He added: “Moreover, Ankara is sending the message to Russia and the US that it is indispensable for their interests in the region and that they need to be treating it on equal terms, instead of imposing their will, if they want to get things done. In other words, Ankara wants the world to recognise its new self and new role.”
Tziarras, a researcher with PRIO Cyprus Centre, said one should definitely not discount Turkey drilling inside Cyprus’ Exclusive Economic Zone (EEZ). But it depends.
“No one can know for sure whether Turkey will actually drill in Cyprus’ EEZ. However, Turkish officials have warned of the possibility multiple times, and if there’s one thing we should learn about the Turkish foreign policy of recent years is that it rarely bluffs.
“From this perspective, a Turkish drilling offshore Cyprus is highly likely. The two factors that will make this scenario even more likely are: the absence of a negotiations process, and further progress in the Republic’s energy programme. Turkey acts methodically and it thus keeps the option of drilling both in the north and south in its toolbox, in case it decides to follow a strategy of escalating pressure. If drilling in the north doesn’t have the desirable results for Turkey (e.g. inclusion in energy deals, agreement on co-exploitation with Turkish Cypriots, etc.), drilling in the south will become more probable.”
What does Turkey really want? According to the analyst, Ankara seeks to satisfy its domestic energy needs and at the same time become a hub that will transport energy from the east and south to the west. Therefore, in the long-term, participation in the energy architecture of the eastern Mediterranean is essential.
“The above goal is also part of its broader vision of becoming a trans-regional power, if not a hegemon, which entails the ability to set the geopolitical agenda and dictate the terms of the game – this includes its revisionist claims over maritime areas in the East Med. Control over natural resources and energy exportation routes would be instrumental to that end.”
As Cyprus and its eastern Mediterranean synergies are an impediment to these goals, Turkey is trying to circumvent the obstacles and impose its will using mostly coercive means as it is not willing to compromise.
But, stresses Tziarras, Turkey would be satisfied with multiple outcomes: a deal on gas co-exploitation between the Republic and the Turkish Cypriots, not necessarily in the context of a comprehensive solution to the Cyprus Problem; inclusion in the Eastern Mediterranean Gas Forum; a delay in Cyprus’ energy programme and the development of separate collaborations with Israel and/or Egypt (provided that political relations are normalised); a solution to the Cyprus problem that would serve its strategic interests, including its energy interests and perhaps a deal between the Republic and Turkey on natural gas.
What of the apparent contest within the Cyprus-Israel-Egypt triangle?
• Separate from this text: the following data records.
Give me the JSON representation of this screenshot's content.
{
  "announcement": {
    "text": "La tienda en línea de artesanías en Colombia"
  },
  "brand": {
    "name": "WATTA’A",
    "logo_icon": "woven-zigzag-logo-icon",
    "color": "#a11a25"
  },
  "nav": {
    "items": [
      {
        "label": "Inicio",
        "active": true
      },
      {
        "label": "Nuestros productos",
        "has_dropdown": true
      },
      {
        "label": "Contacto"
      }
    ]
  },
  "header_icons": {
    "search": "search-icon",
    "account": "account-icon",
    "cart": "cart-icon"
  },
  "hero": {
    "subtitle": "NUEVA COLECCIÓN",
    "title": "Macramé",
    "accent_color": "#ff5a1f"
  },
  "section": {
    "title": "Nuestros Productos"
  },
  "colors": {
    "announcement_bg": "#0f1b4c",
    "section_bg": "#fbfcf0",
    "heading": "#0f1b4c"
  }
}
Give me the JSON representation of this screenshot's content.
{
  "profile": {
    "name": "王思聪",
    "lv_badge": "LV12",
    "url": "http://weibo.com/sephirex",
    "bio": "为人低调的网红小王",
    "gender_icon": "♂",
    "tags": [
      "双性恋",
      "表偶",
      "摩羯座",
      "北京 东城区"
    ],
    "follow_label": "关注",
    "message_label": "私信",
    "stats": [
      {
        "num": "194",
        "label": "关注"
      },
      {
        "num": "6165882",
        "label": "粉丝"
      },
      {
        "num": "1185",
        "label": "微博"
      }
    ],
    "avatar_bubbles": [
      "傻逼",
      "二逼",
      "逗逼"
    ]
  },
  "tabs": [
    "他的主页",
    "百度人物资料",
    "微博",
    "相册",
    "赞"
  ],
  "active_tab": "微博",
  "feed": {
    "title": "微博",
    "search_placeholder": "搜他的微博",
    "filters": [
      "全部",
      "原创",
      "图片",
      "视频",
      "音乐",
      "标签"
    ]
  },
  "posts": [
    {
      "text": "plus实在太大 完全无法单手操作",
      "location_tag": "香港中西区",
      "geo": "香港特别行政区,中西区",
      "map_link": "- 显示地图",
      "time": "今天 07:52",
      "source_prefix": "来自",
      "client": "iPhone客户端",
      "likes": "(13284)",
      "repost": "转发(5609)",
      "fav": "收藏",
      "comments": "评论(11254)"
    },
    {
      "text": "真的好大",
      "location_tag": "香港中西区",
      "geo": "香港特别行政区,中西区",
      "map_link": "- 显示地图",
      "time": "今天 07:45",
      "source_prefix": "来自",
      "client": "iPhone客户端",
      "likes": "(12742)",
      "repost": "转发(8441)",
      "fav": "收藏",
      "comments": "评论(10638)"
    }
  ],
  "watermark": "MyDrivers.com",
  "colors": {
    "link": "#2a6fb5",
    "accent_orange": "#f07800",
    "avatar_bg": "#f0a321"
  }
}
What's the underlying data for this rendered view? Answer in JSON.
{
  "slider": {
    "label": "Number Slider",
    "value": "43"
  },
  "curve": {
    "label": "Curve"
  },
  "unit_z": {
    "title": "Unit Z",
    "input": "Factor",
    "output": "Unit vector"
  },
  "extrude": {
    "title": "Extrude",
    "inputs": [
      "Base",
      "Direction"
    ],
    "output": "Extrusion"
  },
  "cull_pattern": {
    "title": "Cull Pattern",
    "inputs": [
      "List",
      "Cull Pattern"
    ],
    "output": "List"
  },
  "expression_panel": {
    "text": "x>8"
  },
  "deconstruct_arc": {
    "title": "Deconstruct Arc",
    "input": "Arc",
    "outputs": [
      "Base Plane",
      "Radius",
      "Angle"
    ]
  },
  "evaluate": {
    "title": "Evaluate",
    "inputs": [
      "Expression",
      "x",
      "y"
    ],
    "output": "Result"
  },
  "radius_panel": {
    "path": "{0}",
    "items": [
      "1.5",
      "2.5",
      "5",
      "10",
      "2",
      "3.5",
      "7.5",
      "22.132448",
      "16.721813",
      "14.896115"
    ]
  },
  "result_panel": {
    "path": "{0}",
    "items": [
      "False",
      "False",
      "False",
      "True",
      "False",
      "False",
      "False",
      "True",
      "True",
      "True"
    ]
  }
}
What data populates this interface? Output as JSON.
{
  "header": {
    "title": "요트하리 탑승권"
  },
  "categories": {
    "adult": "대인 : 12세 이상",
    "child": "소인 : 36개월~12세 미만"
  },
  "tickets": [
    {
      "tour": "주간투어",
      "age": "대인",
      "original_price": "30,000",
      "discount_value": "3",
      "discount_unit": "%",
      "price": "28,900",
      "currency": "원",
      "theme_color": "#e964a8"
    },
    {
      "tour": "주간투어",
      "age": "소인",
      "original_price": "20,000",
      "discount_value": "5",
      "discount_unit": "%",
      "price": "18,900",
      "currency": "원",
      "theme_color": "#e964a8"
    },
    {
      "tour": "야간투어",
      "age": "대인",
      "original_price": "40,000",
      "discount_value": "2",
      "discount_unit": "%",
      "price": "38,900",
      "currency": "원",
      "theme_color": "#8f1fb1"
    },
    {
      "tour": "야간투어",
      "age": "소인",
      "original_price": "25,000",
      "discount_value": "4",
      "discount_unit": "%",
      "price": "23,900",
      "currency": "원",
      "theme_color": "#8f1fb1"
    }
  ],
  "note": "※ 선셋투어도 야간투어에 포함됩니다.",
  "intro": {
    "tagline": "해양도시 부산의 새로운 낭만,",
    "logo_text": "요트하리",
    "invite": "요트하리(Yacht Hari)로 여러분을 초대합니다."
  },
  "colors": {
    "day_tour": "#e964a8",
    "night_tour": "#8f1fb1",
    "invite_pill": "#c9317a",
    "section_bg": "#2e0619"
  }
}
Media clickbait notwithstanding, on a political level Egypt and Israel do not appear to be antagonists in some zero-sum game of hydrocarbons arm-wrestling.
Certainly the proposed East Med pipeline – vigorously pursued by Israel – and the piping of Cypriot gas from Aphrodite to Egypt are in competition with one another. But it doesn’t have to be this way, said energy expert Charles Ellinas.
Israel and Egypt are indeed seeking to export their substantial natural gas reserves, but the two nations are not at odds with each other over politics.
It is just that the two countries are – for practical reasons – on different tracks.
Cairo already has the infrastructure in place – two liquefaction plants – to treat and export its gas to markets.
During a recent gas conference hosted by Egypt, the country’s petroleum minister made it clear that his country aspires to become the regional trading hub for gas, and will not wait for others to catch up.
Despite hostility from the local populace, Egyptian leader Abdel al-Sisi as well as the political elite in Cairo are not averse to importing Israeli gas. But that endeavour – building a pipeline – would take time, and Egypt has more than enough gas as it is.
On their side, the Israelis are desperate for an export route for their own gas from the rich Leviathan reservoir. That is why – absent a deal with neighbours Egypt – they are driving hard to make the East Med pipeline happen.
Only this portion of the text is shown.